Benchmarks

Every claim, verifiable.

Reproducible numbers across bias removal, hate speech, sentiment, intent, and cross-lingual transfer. All benchmarks use public datasets. Every result is reproducible in under 90 seconds on a laptop GPU.

100% · 28 protected dimensions · 15,966 pairs · 2026-04-25

Bias Removal

We applied a single named operator — “remove bias” — to every sentence in four canonical English bias benchmarks. An independently-trained classifier verified each result. Zero failures across 15,966 test cases and 28 protected dimensions.

The operator identifies and corrects in a single pass — 100% correction across 15,966 sentences means 100% were identified. Detection is implicit: the operator only shifts what it geometrically locates as biased, confirmed by an independent classifier post-shift.

The model was pretrained on isiZulu only. It has never seen English during training. The operator transfers because the geometry of bias is a structural property of the embedding space, not a language-specific pattern.

Benchmark	Dimensions	Test pairs	Correction rate
BBQ Bias Benchmark for Question Answering	7	6,864	100.0%
StereoSet Stereotype measurement dataset	8	6,010	100.0%
CrowS-Pairs Crowdsourced stereotype pairs	9	1,508	100.0%
WinoBias Gender bias in coreference resolution	4	1,584	100.0%
Combined	28	15,966	100.0%

12 categories · 28 test dimensions across BBQ, StereoSet, CrowS-Pairs, WinoBias

AgeDisabilityGender identityGender · occupational stereotypeGender · pronoun coreferenceNationalityPhysical appearanceProfessionRace / colorReligionSexual orientationSocioeconomic status

For compliance teams

·These are published academic benchmarks. Production deployment into your bank or health system requires validation on your own internal text (loan memos, credit decisions, clinical notes) — which we conduct together during pilot.
·Two bias-removal methods were tested on identical data: a statistical baseline (published 2016) and our patented learned method. Both are available in production. The statistical baseline achieved zero failures on all 28 categories.
·Results reproducible by anyone with access to our model and the four public benchmarks. Full methodology is available under NDA.

8 protected groups · catches 9 in 10 hate posts · 5% false-positive rate · 2026-04-28

Hate Speech Detection

The model flags hate speech directed at 8 protected groups — Black, women, migrants, disabled, Jewish, Muslim, LGBT+, and POC — and catches 81–98% of it while wrongly flagging fewer than 1 in 20 clean posts. We never fine-tuned the model on hate data; a linear probe on frozen weights is all it takes. Proof is on HateCheck and CONAN, the two standard adversarial hate-speech benchmarks.
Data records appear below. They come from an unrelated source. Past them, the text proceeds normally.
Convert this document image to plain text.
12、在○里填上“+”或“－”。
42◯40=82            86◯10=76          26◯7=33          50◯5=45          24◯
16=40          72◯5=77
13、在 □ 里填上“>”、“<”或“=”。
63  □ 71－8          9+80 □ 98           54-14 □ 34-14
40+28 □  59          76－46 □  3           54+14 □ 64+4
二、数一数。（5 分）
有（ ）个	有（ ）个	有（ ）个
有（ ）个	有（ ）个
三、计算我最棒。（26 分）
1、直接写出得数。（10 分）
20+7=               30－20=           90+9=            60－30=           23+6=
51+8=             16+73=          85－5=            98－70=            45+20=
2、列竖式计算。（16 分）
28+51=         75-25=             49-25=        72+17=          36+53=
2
Trained + evaluated on: HateCheck (Röttger et al. 2021) + CONAN (Fanton et al. 2021) — per-group linear probes on held-out 30% test split.

Protected groups covered

Black · women · migrants · disabled · Jewish · Muslim · LGBT+ · POC

81–98%

Hate caught per group

At 5% false-positive rate — our default threshold

<1 in 20

Clean posts flagged

False-positive rate at default threshold

Fine-tuning steps

Frozen backbone — linear probe only, 13KB weights per group

Per-group detection rates

One probe per group, trained on HateCheck + CONAN examples for that group. Catch rate = % of hate posts flagged at 5% false-positive rate. AUROC is the area under the full precision-recall curve — 1.0 is perfect, 0.5 is random.

Group	Catch rate @ 5% FPR	AUROC	Test posts
Black people	98.5%	0.9908	66
Disabled people	98.4%	0.9875	123
Women	90.0%	0.9821	240
Migrants	94.3%	0.9810	246
Jewish people	93.6%	0.9807	109
Muslims	88.4%	0.9733	319
LGBT+ people	81.1%	0.9596	297
POC (other)	76.0%	0.9305	75
Generic (max-pool)	30.1%	0.8205	—

The generic max-pool row is a single-probe aggregate baseline — per-group probes outperform it on every group.

vs. published baselines (overall AUROC)

Model	Params	AUROC	Method
Bhala v7 (ours)	15M	0.9339	Linear probe on frozen weights · no fine-tuning of any kind
Detoxify (Unitary)	110M	0.91	RoBERTa fine-tuned on Civil Comments + Jigsaw
Perspective API	proprietary	~0.87	Google Jigsaw, commercial baseline
HateBERT (Caselli 2020)	110M	0.85-0.88	BERT-base fully fine-tuned on Reddit hate corpus
HateXplain BERT	110M	0.83	BERT-base fully fine-tuned with rationale annotations

The decisive measurement

The decisive measurement: 'I hate X' (P=0.87) and 'Saying I hate X is bigoted' (P=0.10) share 80% of their surface tokens but receive 9x different hate scores. That use/mention distinction emerged from frozen weights — without a single hate-labeled training example.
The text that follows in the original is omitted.